There's no arguing with "cool," however. |
Alex Shephard notes that, with the recent death of Prince, the pantheon of rock survivors is uniformly pasty in colour. Jack Hamilton wrote a book devoted to the matter -- Just Around Midnight: Rock & Roll & The Racial Imagination (Harvard Press), excerpt here. Colin Vandenberg reviews it, and wonders, "Who are we, who have stolen and suppressed so much, to warn artists of colour against claiming any art as inalienably theirs?"
Really, Colin? Why be so circumspect? I say be strident, dammit! Tell those coloured folk -- tell your own porcelain-skinned progeny, while you're at it -- exactly what varieties of music they may rightfully claim as their own, to the exclusion of all others. In my experience, the end result is pure gold.
Clean, innocent fun! |
If one can somehow overlook the unpardonable sin of cultural appropriation, the cross-pollination of musical modalities becomes a truly curious business to contemplate. There are blues performers of Asian descent who have a Stevie-Ray mastery of the form -- yet the thought of any of them "making it big" is laughable. Similarly, one could argue American R&B seems primed to discover and exploit the shiny delights of K-Pop -- but just how likely is that?
Some outliers I'm personally fond of: American Hardcore, a variety of punk music that could not be whiter, was pretty much kicked off by a black group -- Bad Brains -- who were universally acknowledged in the scene as the standard that everyone fell short of. Not much love for them from their own community, mind you. Prior to them was a band called Death -- same story, pretty much.
My adolescence ran from the end of the '70s to the late '80s.

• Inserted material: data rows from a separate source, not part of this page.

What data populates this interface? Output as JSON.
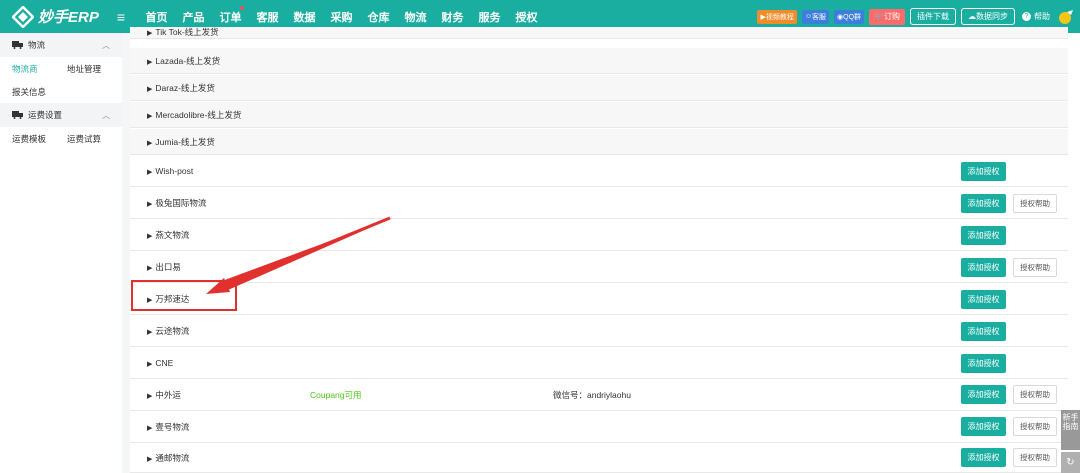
{
  "app": {
    "brand": "妙手ERP",
    "menu_icon": "hamburger-icon"
  },
  "nav": [
    "首页",
    "产品",
    "订单",
    "客服",
    "数据",
    "采购",
    "仓库",
    "物流",
    "财务",
    "服务",
    "授权"
  ],
  "tools": {
    "video_tutorial": "视频教程",
    "customer_service": "客服",
    "qq_group": "QQ群",
    "subscribe": "订购",
    "plugin_download": "插件下载",
    "data_sync": "数据同步",
    "help": "帮助"
  },
  "colors": {
    "brand": "#1aaea0",
    "highlight": "#e0312f"
  },
  "sidebar": {
    "logistics_group": "物流",
    "logistics_items": [
      "物流商",
      "地址管理"
    ],
    "customs": "报关信息",
    "freight_group": "运费设置",
    "freight_items": [
      "运费模板",
      "运费试算"
    ]
  },
  "rows": [
    {
      "name": "Tik Tok-线上发货",
      "add": null,
      "help": null,
      "note": null
    },
    {
      "name": "Lazada-线上发货",
      "add": null,
      "help": null,
      "note": null
    },
    {
      "name": "Daraz-线上发货",
      "add": null,
      "help": null,
      "note": null
    },
    {
      "name": "Mercadolibre-线上发货",
      "add": null,
      "help": null,
      "note": null
    },
    {
      "name": "Jumia-线上发货",
      "add": null,
      "help": null,
      "note": null
    },
    {
      "name": "Wish-post",
      "add": "添加授权",
      "help": null,
      "note": null
    },
    {
      "name": "极兔国际物流",
      "add": "添加授权",
      "help": "授权帮助",
      "note": null
    },
    {
      "name": "燕文物流",
      "add": "添加授权",
      "help": null,
      "note": null
    },
    {
      "name": "出口易",
      "add": "添加授权",
      "help": "授权帮助",
      "note": null
    },
    {
      "name": "万邦速达",
      "add": "添加授权",
      "help": null,
      "note": null
    },
    {
      "name": "云途物流",
      "add": "添加授权",
      "help": null,
      "note": null
    },
    {
      "name": "CNE",
      "add": "添加授权",
      "help": null,
      "note": null
    },
    {
      "name": "中外运",
      "add": "添加授权",
      "help": "授权帮助",
      "note": "Coupang可用",
      "wechat": "微信号：andriylaohu"
    },
    {
      "name": "壹号物流",
      "add": "添加授权",
      "help": "授权帮助",
      "note": null
    },
    {
      "name": "通邮物流",
      "add": "添加授权",
      "help": "授权帮助",
      "note": null
    }
  ],
  "float": {
    "guide": "新手指南",
    "refresh_icon": "refresh-icon"
  }
}
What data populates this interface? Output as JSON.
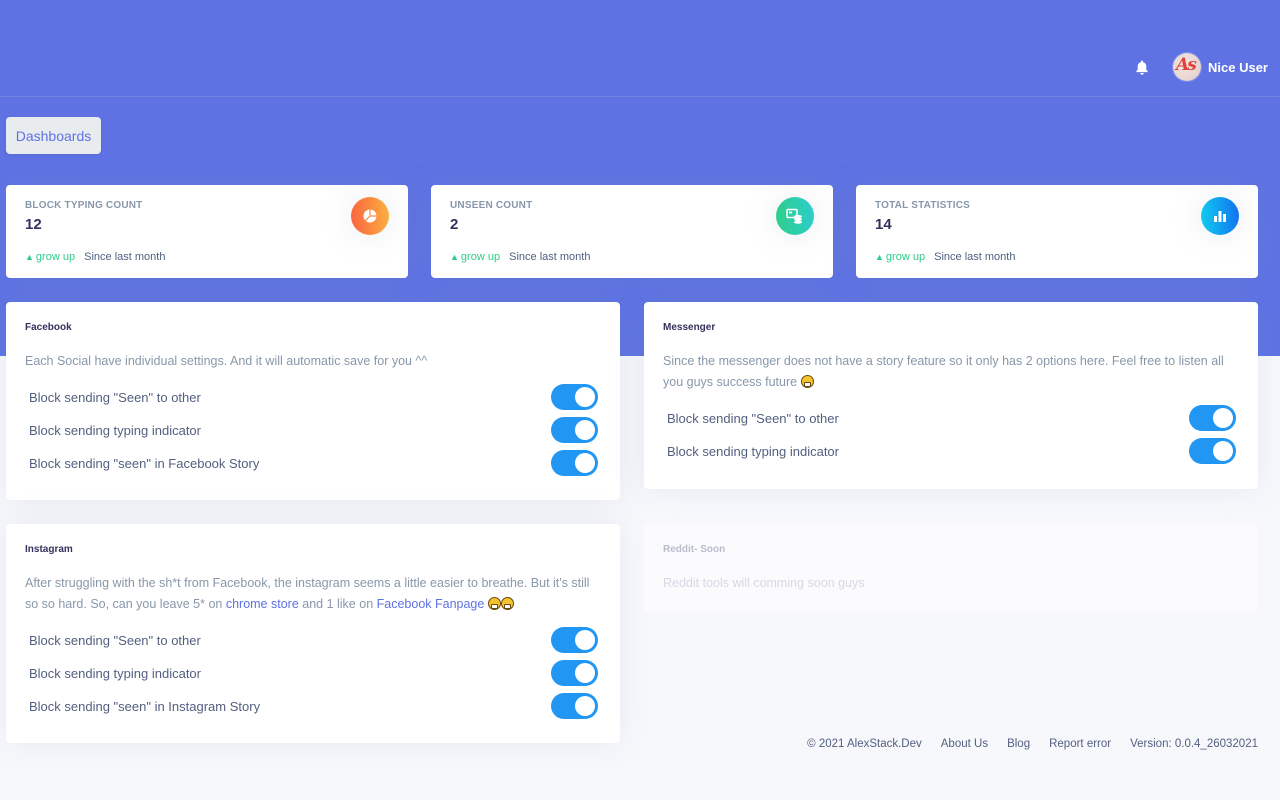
{
  "header": {
    "user_name": "Nice User",
    "avatar_initials": "As",
    "notification_icon": "bell-icon"
  },
  "breadcrumb": {
    "dashboards_label": "Dashboards"
  },
  "stats": [
    {
      "title": "BLOCK TYPING COUNT",
      "value": "12",
      "trend_label": "grow up",
      "since": "Since last month",
      "icon": "pie-chart-icon",
      "color": "#fb6340"
    },
    {
      "title": "UNSEEN COUNT",
      "value": "2",
      "trend_label": "grow up",
      "since": "Since last month",
      "icon": "database-icon",
      "color": "#2dce89"
    },
    {
      "title": "TOTAL STATISTICS",
      "value": "14",
      "trend_label": "grow up",
      "since": "Since last month",
      "icon": "bar-chart-icon",
      "color": "#11cdef"
    }
  ],
  "panels": {
    "facebook": {
      "title": "Facebook",
      "description": "Each Social have individual settings. And it will automatic save for you ^^",
      "options": [
        {
          "label": "Block sending \"Seen\" to other",
          "enabled": true
        },
        {
          "label": "Block sending typing indicator",
          "enabled": true
        },
        {
          "label": "Block sending \"seen\" in Facebook Story",
          "enabled": true
        }
      ]
    },
    "messenger": {
      "title": "Messenger",
      "description": "Since the messenger does not have a story feature so it only has 2 options here. Feel free to listen all you guys success future",
      "options": [
        {
          "label": "Block sending \"Seen\" to other",
          "enabled": true
        },
        {
          "label": "Block sending typing indicator",
          "enabled": true
        }
      ]
    },
    "instagram": {
      "title": "Instagram",
      "description_prefix": "After struggling with the sh*t from Facebook, the instagram seems a little easier to breathe. But it's still so so hard. So, can you leave 5* on ",
      "link_chrome_store": "chrome store",
      "description_middle": " and 1 like on ",
      "link_fanpage": "Facebook Fanpage",
      "options": [
        {
          "label": "Block sending \"Seen\" to other",
          "enabled": true
        },
        {
          "label": "Block sending typing indicator",
          "enabled": true
        },
        {
          "label": "Block sending \"seen\" in Instagram Story",
          "enabled": true
        }
      ]
    },
    "reddit": {
      "title": "Reddit- Soon",
      "description": "Reddit tools will comming soon guys"
    }
  },
  "footer": {
    "copyright": "© 2021 AlexStack.Dev",
    "about": "About Us",
    "blog": "Blog",
    "report": "Report error",
    "version": "Version: 0.0.4_26032021"
  },
  "colors": {
    "primary": "#5e72e4",
    "toggle_on": "#2196f3",
    "success": "#2dce89"
  }
}
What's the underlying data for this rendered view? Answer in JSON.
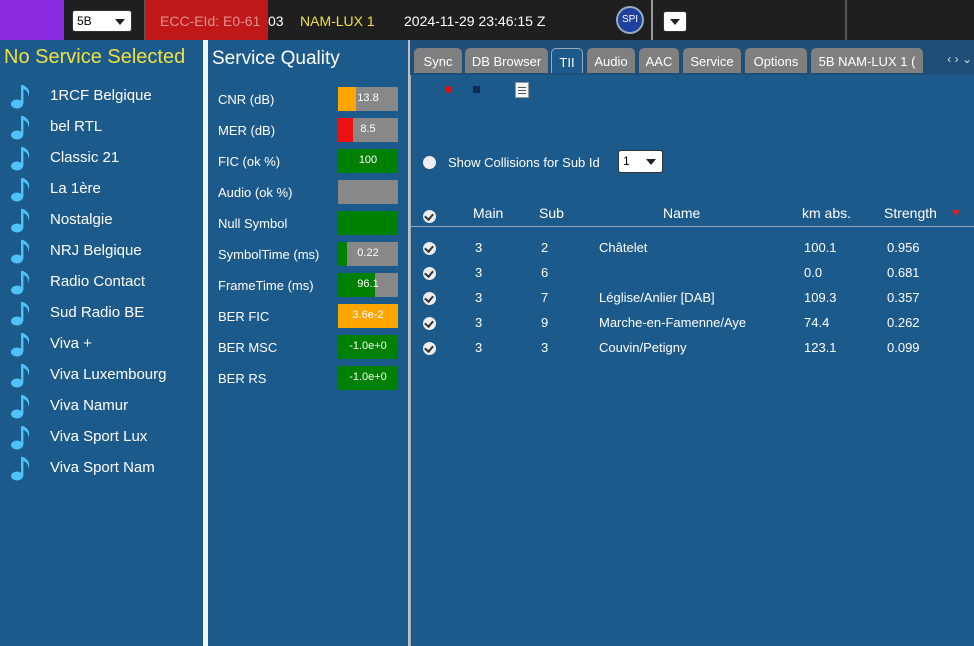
{
  "topbar": {
    "channel": "5B",
    "ecc_eid_head": "ECC-EId: E0-61",
    "ecc_eid_tail": "03",
    "ensemble": "NAM-LUX 1",
    "datetime": "2024-11-29  23:46:15 Z",
    "spi_label": "SPI"
  },
  "left": {
    "title": "No Service Selected",
    "services": [
      "1RCF Belgique",
      "bel RTL",
      "Classic 21",
      "La 1ère",
      "Nostalgie",
      "NRJ Belgique",
      "Radio Contact",
      "Sud Radio BE",
      "Viva +",
      "Viva Luxembourg",
      "Viva Namur",
      "Viva Sport Lux",
      "Viva Sport Nam"
    ]
  },
  "quality": {
    "title": "Service Quality",
    "rows": [
      {
        "label": "CNR (dB)",
        "value": "13.8",
        "level": 0.3,
        "color": "#ffa500"
      },
      {
        "label": "MER (dB)",
        "value": "8.5",
        "level": 0.25,
        "color": "#ee1111"
      },
      {
        "label": "FIC (ok %)",
        "value": "100",
        "level": 1.0,
        "color": "#008000"
      },
      {
        "label": "Audio (ok %)",
        "value": "",
        "level": 0.0,
        "color": "#008000"
      },
      {
        "label": "Null Symbol",
        "value": "",
        "level": 1.0,
        "color": "#008000"
      },
      {
        "label": "SymbolTime (ms)",
        "value": "0.22",
        "level": 0.15,
        "color": "#008000"
      },
      {
        "label": "FrameTime (ms)",
        "value": "96.1",
        "level": 0.62,
        "color": "#008000"
      },
      {
        "label": "BER FIC",
        "value": "3.6e-2",
        "level": 1.0,
        "color": "#ffa500"
      },
      {
        "label": "BER MSC",
        "value": "-1.0e+0",
        "level": 1.0,
        "color": "#008000"
      },
      {
        "label": "BER RS",
        "value": "-1.0e+0",
        "level": 1.0,
        "color": "#008000"
      }
    ]
  },
  "tabs": [
    "Sync",
    "DB Browser",
    "TII",
    "Audio",
    "AAC",
    "Service",
    "Options",
    "5B NAM-LUX 1 ("
  ],
  "tab_nav": "‹ › ⌄",
  "tii": {
    "show_collisions_label": "Show Collisions for Sub Id",
    "sub_id": "1",
    "columns": [
      "Main",
      "Sub",
      "Name",
      "km abs.",
      "Strength"
    ],
    "rows": [
      {
        "main": "3",
        "sub": "2",
        "name": "Châtelet",
        "km": "100.1",
        "strength": "0.956"
      },
      {
        "main": "3",
        "sub": "6",
        "name": "",
        "km": "0.0",
        "strength": "0.681"
      },
      {
        "main": "3",
        "sub": "7",
        "name": "Léglise/Anlier [DAB]",
        "km": "109.3",
        "strength": "0.357"
      },
      {
        "main": "3",
        "sub": "9",
        "name": "Marche-en-Famenne/Aye",
        "km": "74.4",
        "strength": "0.262"
      },
      {
        "main": "3",
        "sub": "3",
        "name": "Couvin/Petigny",
        "km": "123.1",
        "strength": "0.099"
      }
    ]
  }
}
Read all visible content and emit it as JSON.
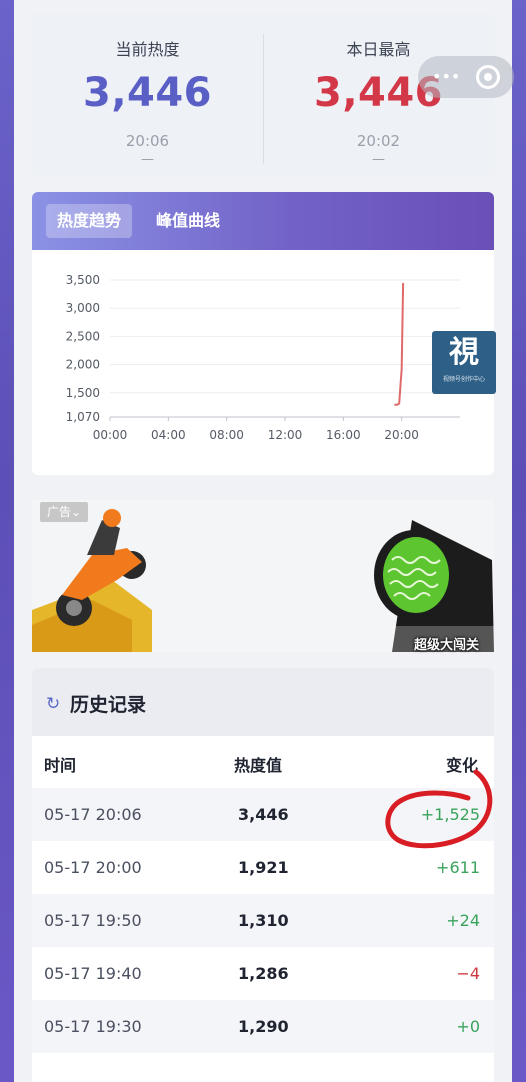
{
  "stats": {
    "current": {
      "label": "当前热度",
      "value": "3,446",
      "time": "20:06",
      "dash": "—"
    },
    "peak": {
      "label": "本日最高",
      "value": "3,446",
      "time": "20:02",
      "dash": "—"
    }
  },
  "capsule": {
    "icons": [
      "more-icon",
      "target-icon"
    ]
  },
  "chart_tabs": {
    "trend": "热度趋势",
    "peak_curve": "峰值曲线"
  },
  "chart_data": {
    "type": "line",
    "x_ticks": [
      "00:00",
      "04:00",
      "08:00",
      "12:00",
      "16:00",
      "20:00"
    ],
    "y_ticks": [
      "3,500",
      "3,000",
      "2,500",
      "2,000",
      "1,500",
      "1,070"
    ],
    "ylim": [
      1070,
      3500
    ],
    "xlim_hours": [
      0,
      24
    ],
    "series": [
      {
        "hours": [
          19.5,
          19.67,
          19.83,
          20.0,
          20.1
        ],
        "values": [
          1290,
          1286,
          1310,
          1921,
          3446
        ]
      }
    ],
    "line_color": "#e06a6a",
    "grid": true
  },
  "watermark": {
    "glyph": "視",
    "sub": "视频号创作中心"
  },
  "ad": {
    "tag": "广告",
    "caption": "超级大闯关"
  },
  "history": {
    "title": "历史记录",
    "columns": {
      "time": "时间",
      "heat": "热度值",
      "change": "变化"
    },
    "rows": [
      {
        "time": "05-17 20:06",
        "heat": "3,446",
        "change": "+1,525",
        "sign": "pos"
      },
      {
        "time": "05-17 20:00",
        "heat": "1,921",
        "change": "+611",
        "sign": "pos"
      },
      {
        "time": "05-17 19:50",
        "heat": "1,310",
        "change": "+24",
        "sign": "pos"
      },
      {
        "time": "05-17 19:40",
        "heat": "1,286",
        "change": "−4",
        "sign": "neg"
      },
      {
        "time": "05-17 19:30",
        "heat": "1,290",
        "change": "+0",
        "sign": "pos"
      }
    ]
  },
  "colors": {
    "accent": "#5a5fc6",
    "peak": "#d33848",
    "positive": "#3aa35b",
    "negative": "#d0383f",
    "annotation": "#d81e24"
  }
}
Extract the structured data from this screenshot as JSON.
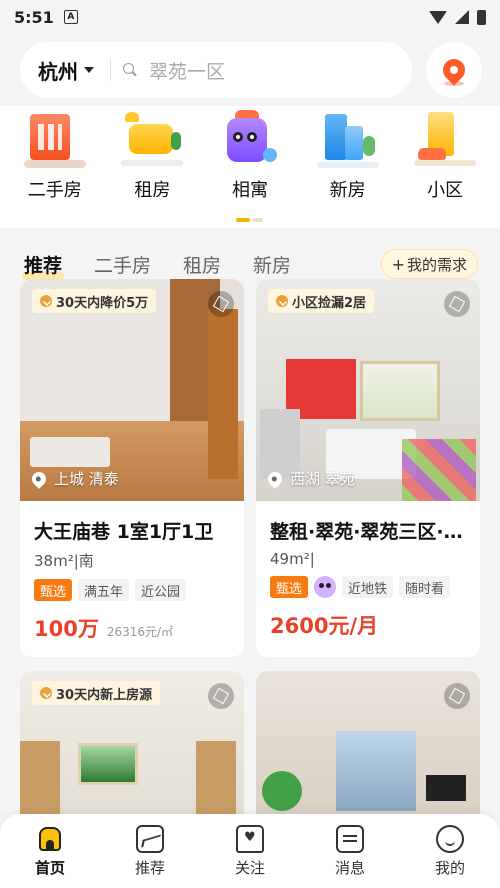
{
  "status_bar": {
    "time": "5:51",
    "notification_icon": "A"
  },
  "search": {
    "city": "杭州",
    "placeholder": "翠苑一区"
  },
  "categories": [
    {
      "label": "二手房",
      "icon": "red-building-icon"
    },
    {
      "label": "租房",
      "icon": "sofa-icon"
    },
    {
      "label": "相寓",
      "icon": "mascot-bag-icon"
    },
    {
      "label": "新房",
      "icon": "blue-building-icon"
    },
    {
      "label": "小区",
      "icon": "yellow-building-icon"
    }
  ],
  "tabs": [
    "推荐",
    "二手房",
    "租房",
    "新房"
  ],
  "need_button": "我的需求",
  "listings": [
    {
      "badge": "30天内降价5万",
      "location": "上城 清泰",
      "title": "大王庙巷 1室1厅1卫",
      "meta": "38m²|南",
      "tags": [
        "甄选",
        "满五年",
        "近公园"
      ],
      "price": "100万",
      "unit_price": "26316元/㎡"
    },
    {
      "badge": "小区捡漏2居",
      "location": "西湖 翠苑",
      "title": "整租·翠苑·翠苑三区·2...",
      "meta": "49m²|",
      "tags": [
        "甄选",
        "近地铁",
        "随时看"
      ],
      "price": "2600元/月",
      "unit_price": ""
    },
    {
      "badge": "30天内新上房源"
    },
    {
      "badge": ""
    }
  ],
  "bottom_nav": [
    {
      "label": "首页",
      "active": true
    },
    {
      "label": "推荐"
    },
    {
      "label": "关注"
    },
    {
      "label": "消息"
    },
    {
      "label": "我的"
    }
  ],
  "colors": {
    "accent": "#f5b400",
    "price": "#e8432a",
    "highlight_tag": "#fa7a12"
  }
}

When I finally slouched into adulthood I identified the two brightest stars in the Rock 'n' Roll firmament -- the two performers who most obviously elevated the genre into "Art" (pronounced, "Awhhh-at") -- as Frank Zappa and George Clinton. Currently I'd say Clinton's influence has the longer tail, and not just because he's still alive. Make of that what you will.
Anyway, let's bring it back to Jack Hamilton: he notes the Stones have "done a solid" with their most recent album by acknowledging and re-introducing their (black, American) forebears to a predominantly white audience. Here I have to agree -- the first thing I did after my initial spin of Blue & Lonesome was head to our Cultural Gatekeepers and spend a few nickels on the original recordings. Currently the number of plays between the originals and the white band who covered them are neck-and-neck. Hard to say who will eventually gain the upper hand, but it could well be the paler group.
What can I say? I like the fuzz and clatter.
Endnote: RIP, William Onyeabor - musical genius, recluse, West African industrialist, servant of Christ. |
2 comments:
My daughter is in college at the moment, so I've got a first-hand view of what passes for a "liberal arts education" these days. Since all the dead white guys were shown the proverbial door, and now the white guys who don't have the decency to be gay are considered hardened criminals responsible for all the ills of the world, all that remains is minor modern authors whose qualifications have to do with their placement on the scale of goodness according to the Identity Politics movement. In short, Shakespeare need not apply. (And, in effect, "liberal education" as it was once defined, probably no longer exists.)
Everything is reduced to race (which is often conflated with national identity origins), sexual preference, and gender. (Which includes the bugaboo you mention: cultural appropriation.) That's why some on the left, particularly squeaky wheel journalists, missed the larger narrative of the last American election. While the guy who won did say some sexist things and some inappropriate things about Mexican citizens (which weren't racist, as "Mexican" is not a race), those weren't the primary or central problems with what he said. The old saying that if all you have is a hammer, every problem looks like a nail, applies here. Yes, bigotry based on the characteristics of your person is wrong and we should not accept it, but there are many more things that matter as well, such as what you do and what you say (about everything, not just the holy trinity of Identity Politics).
So, I wrote all that to write this: if some choose to fixate on the skin color of musicians when that fact has no relevance (because sometimes it does), and state things like, "Geez, only the white guys are still around," what are we really supposed to do with that statement? Feel bad? Refute it with lists of rock/pop stars who aren't white who are still around (Lionel Richie, Aretha Franklin, Stevie Wonder, Lenny Kravitz, for starters)?
Or, can we be reasonable and logical, and say, "Oh Honey (yes, that's a HIMYM reference), what does that have to do with anything?"
I'll choose the latter, though I'm sure I'll get some SnowFlakeSplaining for my efforts.
When I started writing, I wanted this to be funny -- "Awright! Rock 'n' Roll is transgressive again!" But the further I explored this business of "identity politics" the tireder I got. I rallied enough to get these words down, but only just.
Clicked over to this piece on my daily links, btw. Nice to see someone "non-white" take the piss out of this ridiculous and pathetic high-n-mighty "liberal" posturing.